File size: 3,715 Bytes

---
license: apache-2.0
base_model: vennify/t5-base-grammar-correction
tags:
- grammar-correction
- t5
- explainable-ai
- text2text-generation
datasets:
- jfleg
widget:
- text: "gec: Hey how are you"
  example_title: "Basic Correction"
---

# Grammar Error Correction (GEC) with T5

This notebook demonstrates how to fine-tune and use a T5-based model for Grammar Error Correction (GEC). It leverages the `transformers` library from Hugging Face for model handling and training.

## Table of Contents

- [Introduction](#introduction)
- [Dataset](#dataset)
- [Model Training](#model-training)
- [Explainable AI Judge](#explainable-ai-judge)
- [Evaluation](#evaluation)
- [Save and Download Model](#save-and-download-model)

## Introduction

This project focuses on building a Grammar Error Correction system using a pre-trained T5 model. GEC is the task of identifying and correcting grammatical errors in text. The notebook covers:

1.  **Data Preparation**: Extracting and parsing M2 format datasets.
2.  **Model Loading**: Loading a T5 model and tokenizer from Hugging Face.
3.  **Fine-tuning**: Training the T5 model on the prepared GEC dataset.
4.  **Explainable AI**: Implementing a custom `ExplainableAIJudge` to provide rationales for corrections.
5.  **Evaluation**: Setting up a basic evaluation framework for GEC and explanation quality.
6.  **Model Export**: Saving and downloading the fine-tuned model.

## Dataset

The notebook uses data from two sources, primarily targeting M2 format files:

-   **CoNLL-14 Shared Task Data**: Used for training (`conll14st-test-data.tar.gz`).
-   **WI+LOCNESS M2 Data (BEA-19)**: Also used for training (`wi+locness_v2.1.bea19.tar.gz`).

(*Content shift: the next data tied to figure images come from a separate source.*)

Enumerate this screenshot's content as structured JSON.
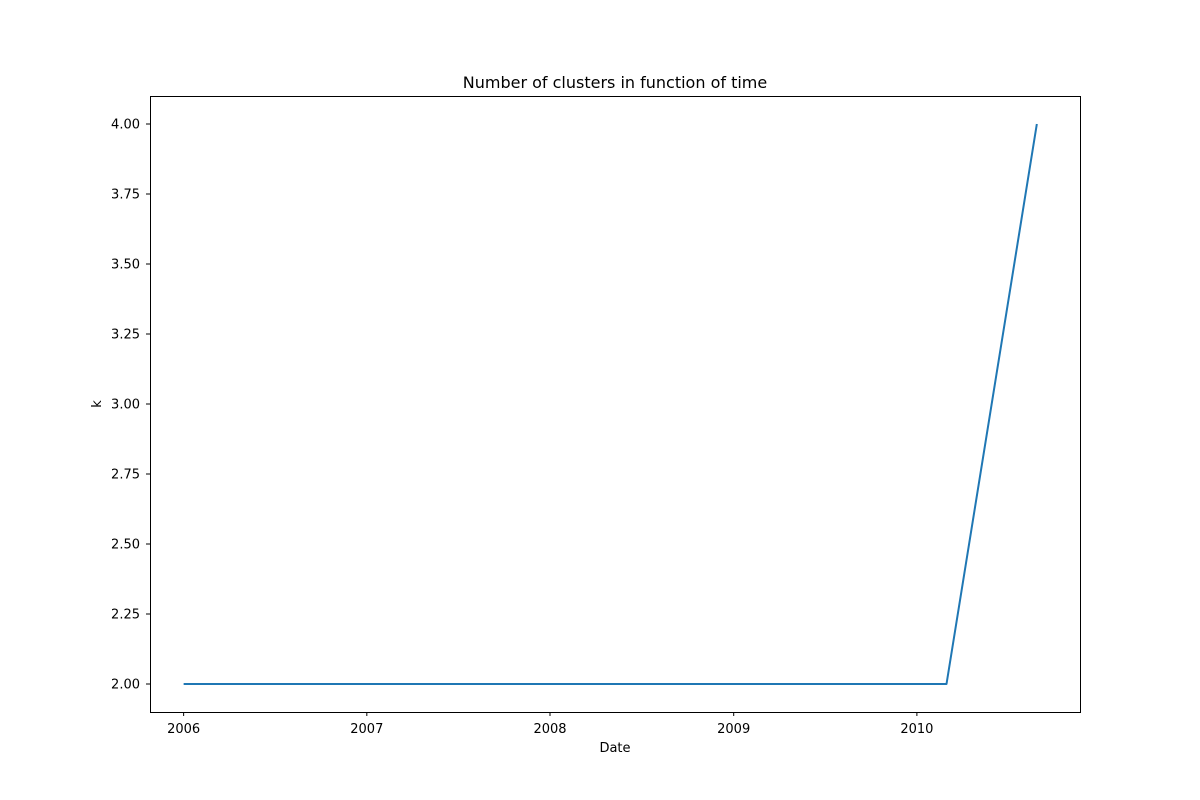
{
  "chart_data": {
    "type": "line",
    "title": "Number of clusters in function of time",
    "xlabel": "Date",
    "ylabel": "k",
    "x_tick_labels": [
      "2006",
      "2007",
      "2008",
      "2009",
      "2010"
    ],
    "y_tick_labels": [
      "2.00",
      "2.25",
      "2.50",
      "2.75",
      "3.00",
      "3.25",
      "3.50",
      "3.75",
      "4.00"
    ],
    "xlim": [
      "2005-10-26",
      "2010-11-22"
    ],
    "ylim": [
      1.9,
      4.1
    ],
    "grid": false,
    "legend": "none",
    "series": [
      {
        "color": "#1f77b4",
        "points": [
          {
            "x": "2006-01-01",
            "y": 2.0
          },
          {
            "x": "2010-03-01",
            "y": 2.0
          },
          {
            "x": "2010-08-28",
            "y": 4.0
          }
        ]
      }
    ]
  }
}
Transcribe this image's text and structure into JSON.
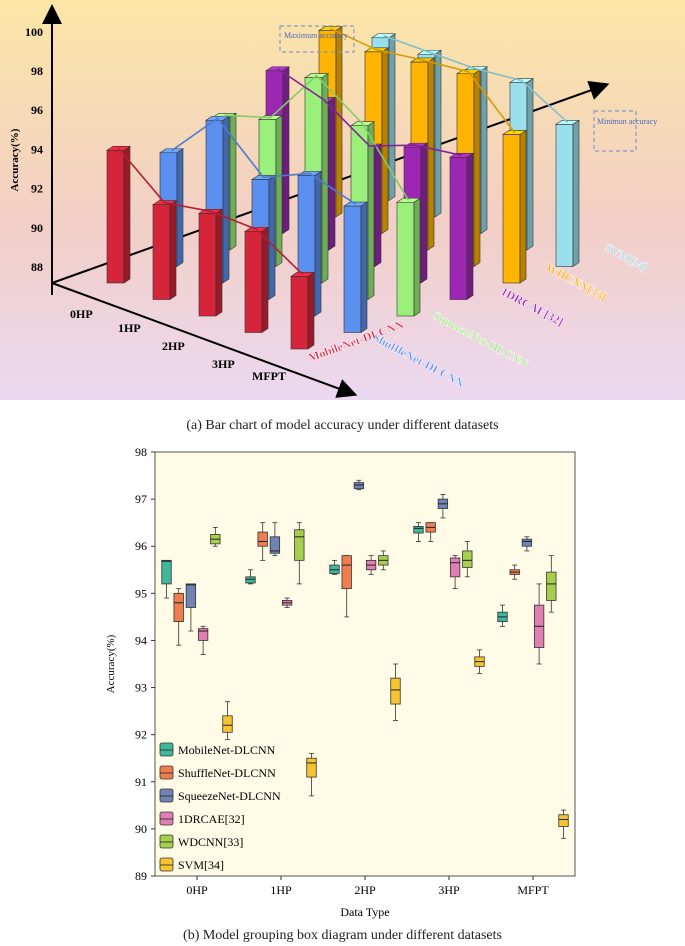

The `parse_m2` function extracts source sentences and their corresponding target corrections from these files. The data is then transformed into a format suitable for sequence-to-sequence models.

## Model Training

The core of the GEC system is a T5 model. Specifically, it uses `vennify/t5-base-grammar-correction` as the base model.

### `GECDataset` Class

A custom `GECDataset` class prepares the data for the T5 model, tokenizing source and target sentences and ensuring they are padded/truncated to a maximum length. Each source sentence is prefixed with `"gec: "` to prompt the T5 model for grammar correction.

### `Trainer` from Hugging Face

The `Trainer` API from `transformers` is used for fine-tuning the T5 model. It handles the training loop, logging, and model saving.

## Explainable AI Judge

An `ExplainableAIJudge` class is implemented to not only correct grammar but also provide human-readable explanations for the changes. It leverages `difflib.SequenceMatcher` to find differences between the original and corrected sentences and maps these differences to predefined error types with explanations.

### Error Mapping

The `error_map` dictionary translates internal error codes (e.g., `R:VERB:TENSE`, `R:PUNCT`) into descriptive explanations.

## Evaluation

The `evaluate_xgec` function provides metrics for both correction performance and explanation quality:

-   **Correction Metrics**: Accuracy, Precision, Recall, and F0.5 score, comparing hypotheses (model's corrections) against references (ground truth).
-   **Explanation Quality**: BERTScore F1 for semantic similarity between generated explanations and reference explanations, and Error Type Accuracy for how well the model's identified error types match the ground truth.

## Save and Download Model

After training, the fine-tuned model and tokenizer are saved to a local directory. This directory is then compressed into a `gec_model.tar.gz` file, which can be downloaded using `google.colab.files.download` for deployment or further use.